Tongs et bermuda, ou mini jupe et espadrilles. En cette période estivale, la tentation de débarquer au bureau en tenue légère est grande. Mais cet accoutrement  n’est pas toujours du goût des employeurs. «Chaque année, lorsqu’il commence à faire chaud, des litiges éclatent entre salariés et employeurs à ce sujet», observe Thomas Godey, avocat en droit social au sein du Cabinet BRL.

Car si les salariés ont en principe la liberté de se vêtir comme ils veulent, celle-ci peut être restreinte par l’employeur. «Ce dernier peut spécifier dans le règlement intérieur, dans une note de service ou même dans le contrat de travail, certaines règles vestimentaires, pour des raisons d’hygiène et de sécurité ou en cas de contact avec la clientèle. Mais cette restriction doit impérativement être justifiée par la nature des tâches à accomplir et ne concerner que certains postes», précise Thomas Godey.

L’employeur peut par exemple, vouloir interdire le port de la mini jupe à une salariée en contact avec des clients, qui pourraient être gênés par sa tenue. «La plupart du temps, l’employeur demande au salarié dont il juge la tenue incorrecte, de se changer. Les problèmes commencent quand le salarié en question persiste à porter le vêtement», souligne Maître Godey. Plusieurs salariés ont ainsi été licenciés après avoir tenu tête à leur patron, obligeant l’entreprise à expliquer aux juges l’incompatibilité entre la tenue vestimentaire et le travail demandé.

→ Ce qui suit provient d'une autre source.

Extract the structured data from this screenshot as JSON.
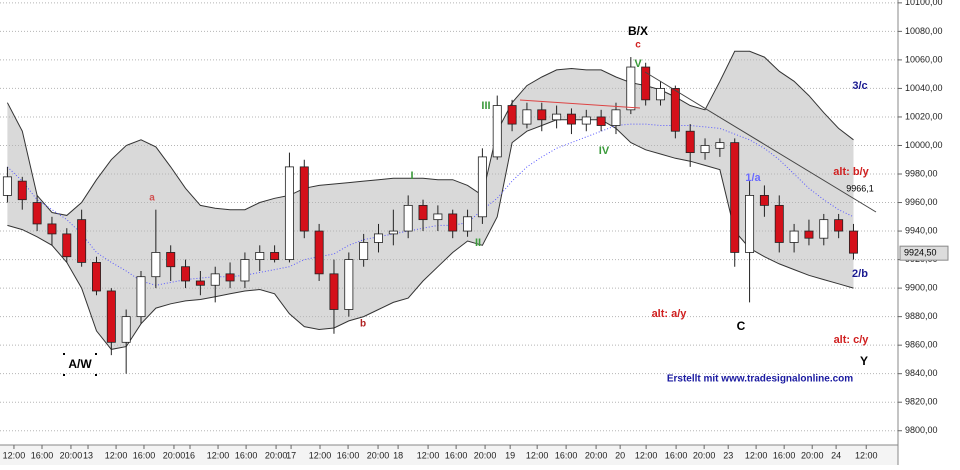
{
  "chart_data": {
    "type": "candlestick",
    "ylim": [
      9790,
      10102
    ],
    "xlim": [
      -0.5,
      60
    ],
    "grid": true,
    "yticks": [
      {
        "value": 9800,
        "label": "9800,00"
      },
      {
        "value": 9820,
        "label": "9820,00"
      },
      {
        "value": 9840,
        "label": "9840,00"
      },
      {
        "value": 9860,
        "label": "9860,00"
      },
      {
        "value": 9880,
        "label": "9880,00"
      },
      {
        "value": 9900,
        "label": "9900,00"
      },
      {
        "value": 9920,
        "label": "9920,00"
      },
      {
        "value": 9940,
        "label": "9940,00"
      },
      {
        "value": 9960,
        "label": "9960,00"
      },
      {
        "value": 9980,
        "label": "9980,00"
      },
      {
        "value": 10000,
        "label": "10000,00"
      },
      {
        "value": 10020,
        "label": "10020,00"
      },
      {
        "value": 10040,
        "label": "10040,00"
      },
      {
        "value": 10060,
        "label": "10060,00"
      },
      {
        "value": 10080,
        "label": "10080,00"
      },
      {
        "value": 10100,
        "label": "10100,00"
      }
    ],
    "xticks": [
      {
        "value": 0.44,
        "label": "12:00"
      },
      {
        "value": 2.33,
        "label": "16:00"
      },
      {
        "value": 4.28,
        "label": "20:00"
      },
      {
        "value": 5.43,
        "label": "13"
      },
      {
        "value": 7.32,
        "label": "12:00"
      },
      {
        "value": 9.2,
        "label": "16:00"
      },
      {
        "value": 11.22,
        "label": "20:00"
      },
      {
        "value": 12.3,
        "label": "16"
      },
      {
        "value": 14.19,
        "label": "12:00"
      },
      {
        "value": 16.08,
        "label": "16:00"
      },
      {
        "value": 18.1,
        "label": "20:00"
      },
      {
        "value": 19.11,
        "label": "17"
      },
      {
        "value": 21.06,
        "label": "12:00"
      },
      {
        "value": 22.95,
        "label": "16:00"
      },
      {
        "value": 24.97,
        "label": "20:00"
      },
      {
        "value": 26.32,
        "label": "18"
      },
      {
        "value": 28.34,
        "label": "12:00"
      },
      {
        "value": 30.23,
        "label": "16:00"
      },
      {
        "value": 32.18,
        "label": "20:00"
      },
      {
        "value": 33.87,
        "label": "19"
      },
      {
        "value": 35.69,
        "label": "12:00"
      },
      {
        "value": 37.64,
        "label": "16:00"
      },
      {
        "value": 39.66,
        "label": "20:00"
      },
      {
        "value": 41.28,
        "label": "20"
      },
      {
        "value": 43.03,
        "label": "12:00"
      },
      {
        "value": 45.05,
        "label": "16:00"
      },
      {
        "value": 46.94,
        "label": "20:00"
      },
      {
        "value": 48.56,
        "label": "23"
      },
      {
        "value": 50.44,
        "label": "12:00"
      },
      {
        "value": 52.33,
        "label": "16:00"
      },
      {
        "value": 54.22,
        "label": "20:00"
      },
      {
        "value": 55.83,
        "label": "24"
      },
      {
        "value": 57.86,
        "label": "12:00"
      }
    ],
    "up_color": "#ffffff",
    "down_color": "#d4101a",
    "band_color": "#d9d9d9",
    "middle_color": "#5a5aff",
    "open": [
      9965,
      9975,
      9960,
      9945,
      9938,
      9948,
      9918,
      9898,
      9862,
      9880,
      9908,
      9925,
      9915,
      9905,
      9902,
      9910,
      9905,
      9920,
      9925,
      9920,
      9985,
      9940,
      9910,
      9885,
      9920,
      9932,
      9938,
      9940,
      9958,
      9948,
      9952,
      9940,
      9950,
      9992,
      10028,
      10015,
      10025,
      10018,
      10022,
      10015,
      10020,
      10014,
      10025,
      10055,
      10032,
      10040,
      10010,
      9995,
      9998,
      10002,
      9925,
      9965,
      9958,
      9932,
      9940,
      9935,
      9948,
      9940
    ],
    "high": [
      9985,
      9978,
      9965,
      9950,
      9942,
      9955,
      9922,
      9900,
      9885,
      9912,
      9955,
      9930,
      9920,
      9912,
      9915,
      9918,
      9925,
      9930,
      9930,
      9995,
      9990,
      9945,
      9920,
      9925,
      9938,
      9945,
      9955,
      9965,
      9962,
      9958,
      9955,
      9955,
      9998,
      10035,
      10032,
      10030,
      10030,
      10028,
      10026,
      10025,
      10025,
      10030,
      10062,
      10058,
      10045,
      10042,
      10015,
      10005,
      10005,
      10005,
      9975,
      9972,
      9965,
      9945,
      9948,
      9952,
      9952,
      9945
    ],
    "low": [
      9960,
      9955,
      9940,
      9930,
      9918,
      9915,
      9895,
      9853,
      9840,
      9875,
      9900,
      9905,
      9900,
      9895,
      9890,
      9900,
      9900,
      9912,
      9918,
      9918,
      9935,
      9905,
      9868,
      9880,
      9915,
      9925,
      9930,
      9935,
      9940,
      9940,
      9935,
      9936,
      9945,
      9990,
      10010,
      10012,
      10010,
      10012,
      10008,
      10010,
      10010,
      10008,
      10022,
      10028,
      10028,
      10005,
      9985,
      9990,
      9992,
      9915,
      9890,
      9950,
      9925,
      9925,
      9930,
      9930,
      9935,
      9920
    ],
    "close": [
      9978,
      9962,
      9945,
      9938,
      9922,
      9918,
      9898,
      9862,
      9880,
      9908,
      9925,
      9915,
      9905,
      9902,
      9910,
      9905,
      9920,
      9925,
      9920,
      9985,
      9940,
      9910,
      9885,
      9920,
      9932,
      9938,
      9940,
      9958,
      9948,
      9952,
      9940,
      9950,
      9992,
      10028,
      10015,
      10025,
      10018,
      10022,
      10015,
      10020,
      10014,
      10025,
      10055,
      10032,
      10040,
      10010,
      9995,
      10000,
      10002,
      9925,
      9965,
      9958,
      9932,
      9940,
      9935,
      9948,
      9940,
      9924.5
    ],
    "upper_band": [
      10030,
      10010,
      9965,
      9953,
      9951,
      9960,
      9976,
      9990,
      10000,
      10004,
      9999,
      9985,
      9970,
      9958,
      9956,
      9955,
      9955,
      9960,
      9963,
      9965,
      9970,
      9972,
      9973,
      9974,
      9975,
      9976,
      9977,
      9977,
      9977,
      9976,
      9976,
      9972,
      9965,
      10010,
      10030,
      10042,
      10048,
      10053,
      10054,
      10053,
      10053,
      10048,
      10044,
      10042,
      10039,
      10034,
      10028,
      10025,
      10045,
      10066,
      10066,
      10062,
      10052,
      10045,
      10035,
      10023,
      10012,
      10004
    ],
    "middle_band": [
      9985,
      9975,
      9962,
      9955,
      9948,
      9938,
      9925,
      9918,
      9912,
      9905,
      9902,
      9904,
      9906,
      9907,
      9908,
      9908,
      9909,
      9911,
      9913,
      9915,
      9920,
      9922,
      9924,
      9930,
      9934,
      9936,
      9938,
      9940,
      9942,
      9944,
      9944,
      9946,
      9955,
      9963,
      9975,
      9985,
      9992,
      9998,
      10002,
      10006,
      10010,
      10014,
      10015,
      10015,
      10014,
      10014,
      10014,
      10013,
      10012,
      10008,
      10004,
      9998,
      9990,
      9980,
      9970,
      9962,
      9955,
      9950
    ],
    "lower_band": [
      9944,
      9941,
      9936,
      9930,
      9918,
      9900,
      9870,
      9857,
      9859,
      9875,
      9886,
      9889,
      9891,
      9892,
      9894,
      9896,
      9898,
      9899,
      9896,
      9882,
      9873,
      9871,
      9872,
      9877,
      9880,
      9885,
      9890,
      9893,
      9905,
      9915,
      9925,
      9933,
      9930,
      9950,
      10002,
      10010,
      10014,
      10018,
      10018,
      10018,
      10018,
      10012,
      10002,
      9997,
      9994,
      9991,
      9989,
      9986,
      9983,
      9940,
      9928,
      9922,
      9917,
      9913,
      9909,
      9906,
      9903,
      9900
    ],
    "last_price": {
      "value": 9924.5,
      "label": "9924,50"
    },
    "annotations": [
      "A/W",
      "a",
      "b",
      "I",
      "II",
      "III",
      "IV",
      "V",
      "B/X",
      "c",
      "1/a",
      "alt: b/y",
      "3/c",
      "2/b",
      "alt: a/y",
      "C",
      "alt: c/y",
      "Y",
      "9966,1",
      "Erstellt mit www.tradesignalonline.com"
    ]
  }
}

Prévenir plutôt que guérir

Pour éviter ce genre de litiges, certaines entreprises communiquent beaucoup en amont, à l’instar de Phone régie, spécialiste de l'accueil en entreprise. «A chaque embauche, nous donnons à nos nouvelles recrues un livret de bienvenue qui contient des consignes de présentation. Ce point est aussi relayé lors d’une formation e-learning aux nouveaux embauchés et également par les managers» détaille Emmanuel Gautret, le DRH. Des règles qui ne sont pas trop précises pour laisser suffisamment de latitude aux salariés, même si le jean, les baskets et les talons compensés sont clairement proscrits. Malgré cet effort de pédagogie, «des rappels à l’ordre sont parfois nécessaires, indique Emmanuel Gautret, mais les salariés en question ne s’opposent généralement pas à un changement de tenue».

Chez SGS, spécialiste de l'inspection, du contrôle, de l'analyse et de la certification, on préfère prêcher par l’exemple : «J’ai remarqué que les salariés s’habillent souvent comme leurs managers. On compte donc sur le mimétisme, même l’été», explique Francis Bergeron, le DRH de SGS. L’entreprise a donc décidé de ne pas édicter de règlement concernant la tenue vestimentaire de ses 2.700 salariés. «Une note de service à ce sujet serait prise comme une forme de caporalisme. Alors qu’une simple remarque en cas de tenue incorrecte suffit généralement à régler le problème» poursuit-il. Des rappels à l’ordre ont plusieurs fois été ainsi adressés à des salariés venus travailler en short et à des laborantins qui portaient des tongs, «ce qui représente un risque pour leur sécurité», précise Françis Bergeron. Mais dès le lendemain, les salariés avaient changé de tenue.